Orientasi realita yanglain adalah OR 24 jam. Semua orang ( administrator, dokter, perawat, ahli gizi, pekarya, dan anggota keluarga) yang diperkirakan bertemu dengan klien harus menggunakan OR misalnya :  memanggil nama klien,  mengingatkan waktu tempat dan orang.
7. Terapi keluarga
Adakan pertemuan dengan keluarga.
Dorong keluarga mengungkapkan perasaan dan persepsinya dalam merawat klien.
Kaji pengetahuan dan kemampuan keluarga dalam merawat klien di rumah.
Diskusikan cara merawat klien halusinasi.
- Menyusun kegiatan harian bersama klien dan mendorong klien untuk melaksanakannya.
- Membantu klien mengontrol halusinasi.
- Membantu klien dalam peraatan diri.
- Mengawasi klien pada saat minum obat.
Diskusikan kemampuan keluarga dan kendala dalam merawat klien di rumah serta pemecahannya.
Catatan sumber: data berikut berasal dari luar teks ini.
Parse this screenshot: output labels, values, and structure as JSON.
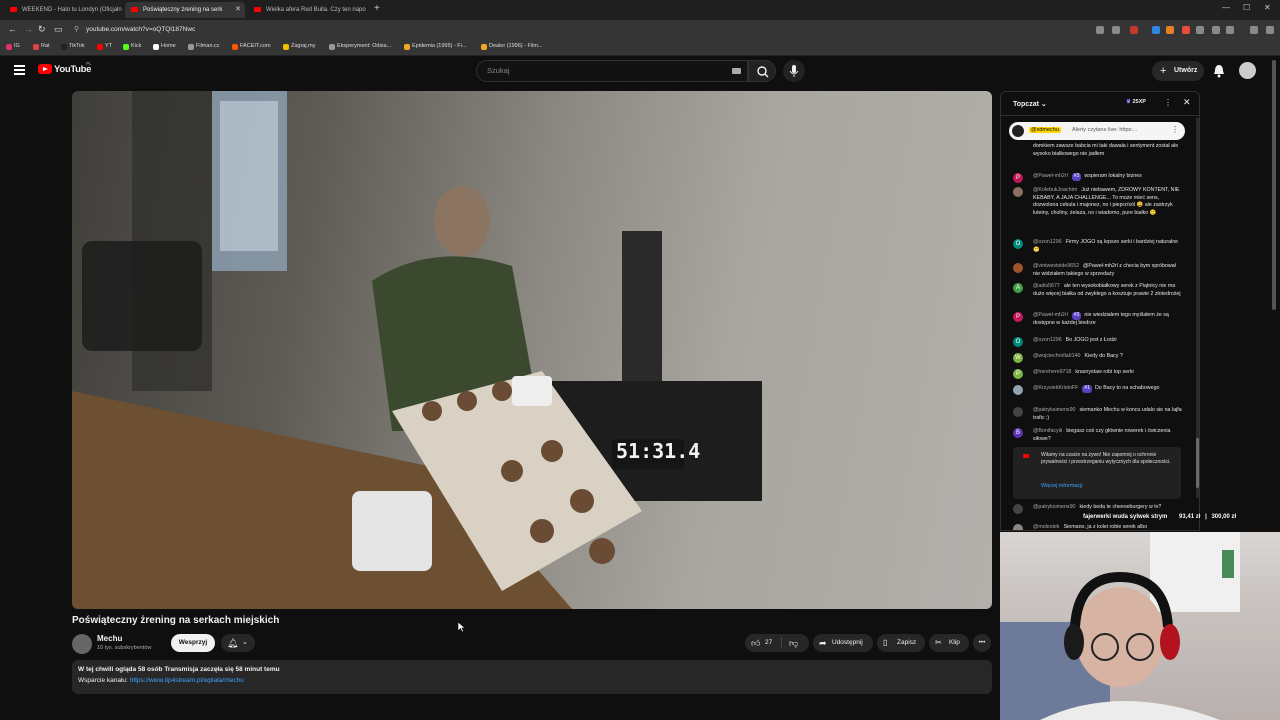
{
  "browser": {
    "tabs": [
      {
        "title": "WEEKEND - Halo tu Londyn (Oficjaln",
        "active": false
      },
      {
        "title": "Poświąteczny żrening na serk",
        "active": true
      },
      {
        "title": "Wielka afera Red Bulla. Czy ten napo",
        "active": false
      }
    ],
    "new_tab": "+",
    "url": "youtube.com/watch?v=oQTQl187Nwc",
    "bookmarks": [
      {
        "label": "IG",
        "color": "#e1306c"
      },
      {
        "label": "Rat",
        "color": "#d44"
      },
      {
        "label": "YT",
        "color": "#f00"
      },
      {
        "label": "TikTok",
        "color": "#222"
      },
      {
        "label": "Kick",
        "color": "#53fc18"
      },
      {
        "label": "Home",
        "color": "#fff"
      },
      {
        "label": "Filman.cc",
        "color": "#999"
      },
      {
        "label": "FACEIT.com",
        "color": "#ff5500"
      },
      {
        "label": "Zagraj.my",
        "color": "#f0c000"
      },
      {
        "label": "Eksperyment: Odsia...",
        "color": "#999"
      },
      {
        "label": "Epidemia (1995) - Fi...",
        "color": "#f5a623"
      },
      {
        "label": "Dealer (1996) - Film...",
        "color": "#f5a623"
      }
    ]
  },
  "youtube": {
    "logo_text": "YouTube",
    "region": "PL",
    "search_placeholder": "Szukaj",
    "create_label": "Utwórz"
  },
  "video": {
    "timer_text": "51:31.4",
    "title": "Poświąteczny żrening na serkach miejskich",
    "channel": {
      "name": "Mechu",
      "subscribers": "10 tys. subskrybentów"
    },
    "support_label": "Wesprzyj",
    "likes": "27",
    "share_label": "Udostępnij",
    "save_label": "Zapisz",
    "clip_label": "Klip",
    "description": {
      "line1": "W tej chwili ogląda 58 osób  Transmisja zaczęła się 58 minut temu",
      "line2_prefix": "Wsparcie kanału: ",
      "line2_link": "https://www.tip4stream.pl/wplata/mechu"
    }
  },
  "chat": {
    "mode": "Topczat",
    "xp_badge": "25XP",
    "pinned": {
      "author": "@xdmechu",
      "text": "Alerty czytane live: https:..."
    },
    "messages": [
      {
        "author": "",
        "badge": "",
        "text": "domkiem zawsze babcia mi taki dawała i sentyment został ale wysoko białkowego nie jadłem",
        "avatar_letter": "",
        "avatar_color": "#555"
      },
      {
        "author": "@Paweł-mh2rl",
        "badge": "#3",
        "text": "wspieram lokalny biznes",
        "avatar_letter": "P",
        "avatar_color": "#c2185b"
      },
      {
        "author": "@KolebukJoachim",
        "badge": "",
        "text": "Już niebawem, ZDROWY KONTENT, NIE KEBABY, A JAJA CHALLENGE... To może mieć sens, dozwolona cebula i majonez, no i pieprz/sól 😄 ale zastrzyk luteiny, choliny, żelaza, no i wiadomo, pure białko 🙂",
        "avatar_letter": "",
        "avatar_color": "#8d6e63"
      },
      {
        "author": "@ozon1296",
        "badge": "",
        "text": "Firmy JOGO są lepsze serki i bardziej naturalne 😬",
        "avatar_letter": "O",
        "avatar_color": "#00897b"
      },
      {
        "author": "@vintwestside9652",
        "badge": "",
        "text": "@Paweł-mh2rl z checia bym spróbował nie widziałem takiego w sprzedaży",
        "avatar_letter": "",
        "avatar_color": "#a0522d"
      },
      {
        "author": "@adis5677",
        "badge": "",
        "text": "ale ten wysokobiałkowy serek z Piątnicy nie ma dużo więcej białka od zwykłego a kosztuje prawie 2 złotedrożej",
        "avatar_letter": "A",
        "avatar_color": "#43a047"
      },
      {
        "author": "@Paweł-mh2rl",
        "badge": "#3",
        "text": "nie wiedziałem tego myślałem że są dostępne w każdej biedrze",
        "avatar_letter": "P",
        "avatar_color": "#c2185b"
      },
      {
        "author": "@ozon1296",
        "badge": "",
        "text": "Bo JOGO jest z Łodzi",
        "avatar_letter": "O",
        "avatar_color": "#00897b"
      },
      {
        "author": "@wojciechrolla6140",
        "badge": "",
        "text": "Kiedy do Bacy ?",
        "avatar_letter": "W",
        "avatar_color": "#7cb342"
      },
      {
        "author": "@herehere9718",
        "badge": "",
        "text": "krasnystaw robi top serki",
        "avatar_letter": "P",
        "avatar_color": "#7cb342"
      },
      {
        "author": "@KrzysiekKristoFF",
        "badge": "#1",
        "text": "Do Bacy to na schabowego",
        "avatar_letter": "",
        "avatar_color": "#90a4ae"
      },
      {
        "author": "@patryksimens90",
        "badge": "",
        "text": "siemanko Mechu w koncu udalo sie na lajfa trafic ;)",
        "avatar_letter": "",
        "avatar_color": "#444"
      },
      {
        "author": "@Bonifacyiii",
        "badge": "",
        "text": "biegasz coś czy głównie rowerek i ćwiczenia siłowe?",
        "avatar_letter": "B",
        "avatar_color": "#5e35b1"
      }
    ],
    "notice": {
      "text": "Witamy na czacie na żywo! Nie zapomnij o ochronie prywatności i przestrzeganiu wytycznych dla społeczności.",
      "link": "Więcej informacji"
    },
    "after_notice": [
      {
        "author": "@patryksimens90",
        "badge": "",
        "text": "kiedy beda te cheeseburgery w tv?",
        "avatar_letter": "",
        "avatar_color": "#444"
      },
      {
        "author": "@molestek",
        "badge": "",
        "text": "Siemano, ja z kolei robie serek albo",
        "avatar_letter": "",
        "avatar_color": "#888"
      }
    ]
  },
  "stream_overlay": {
    "text": "fajerwerki wuda sylwek strym",
    "amount1": "93,41 zł",
    "amount2": "300,00 zł"
  }
}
Anjurkan keluarga untuk bekerja sama dengan sumber-sumber di masyarakat seperti karang taruna, kelompok keagamaan, dan tokoh masyarakat untuk mendukung dan membantu keluarga merawat klien.
Informasikan pelayanan kesehatan jiwa yang dapat dihubungi keluarga seperti puskesmas.

8. Terapi spiritual
Dorong klien untuk mengungkapkan persepsinya tentang maksud kehidupan.
Dorong klien untuk mengidentifikasikan tujuan hidupnya yang mungkin dicapai.
Diskusikan dengan klien hal-hal yang menyenangkan dalam diri dan hidupnya.
Dorong semangat klien dengan menjelaskan bahwa halusinasinya harus dikontrol.

Diagnosa  3
Potensial amuk sehubungan dengan tidak mampu mengontrol perilaku marah.
Tujuan umum :
Klien mampu mengekspresikan perilaku marah yang konstruktif.
Intervensi  :
1. Psikoterapeutik
a. Bina hubungan saling percaya
Memanggilklien dengan nama panggilan yang disukai.
Bicara dengan sikap tenang, rileks dan berwibawa.
Tanyakan apa yang diinginkan klien dengan tidak menjanjikan sesuatu yang tidak mungkin dapat dipenuhi.
b.  Bantu klien mengungkapkan rasa marah.
Dengarkan ungkapan rasa marah dan perasaan bermusuhan klien dengan sikap yang tenang.
Beri respon atas ungkapan rasa marah dan bermusuhan.
Anjurkan klien untuk mencoba mengendalikan diri dan mengatakan bahwa peraat siap membantu.
2. Lingkungan terapeutik
a. Amankan klien lain dan lingkungan.
Siapkan ruangan yang akan dipakai untuk perawatan klien.
Anjurkan klien lain atau keluarga untuk mengosongkan tempat yang akan dilalui klien.
Pindahkan alat-alat yang membahayakan klien atau lingkungan.
b. Pindahkan klien ke tempat yang aman
Siapkan tenaga minimal 2 orang (sesuai dengan kondisi klien).
Seorang petugas berbicara kepada klien agar dia berusaha mengendalikan diri dengan tetap menjaga jarak personal.
Petugas yang lain siap memberi bantuan bila krisis tidak dapat mengendalikan diri,tapi bila klien dapat mengendalikan diri maka diajak ke tempat yang tenang dengan didampingi perawat.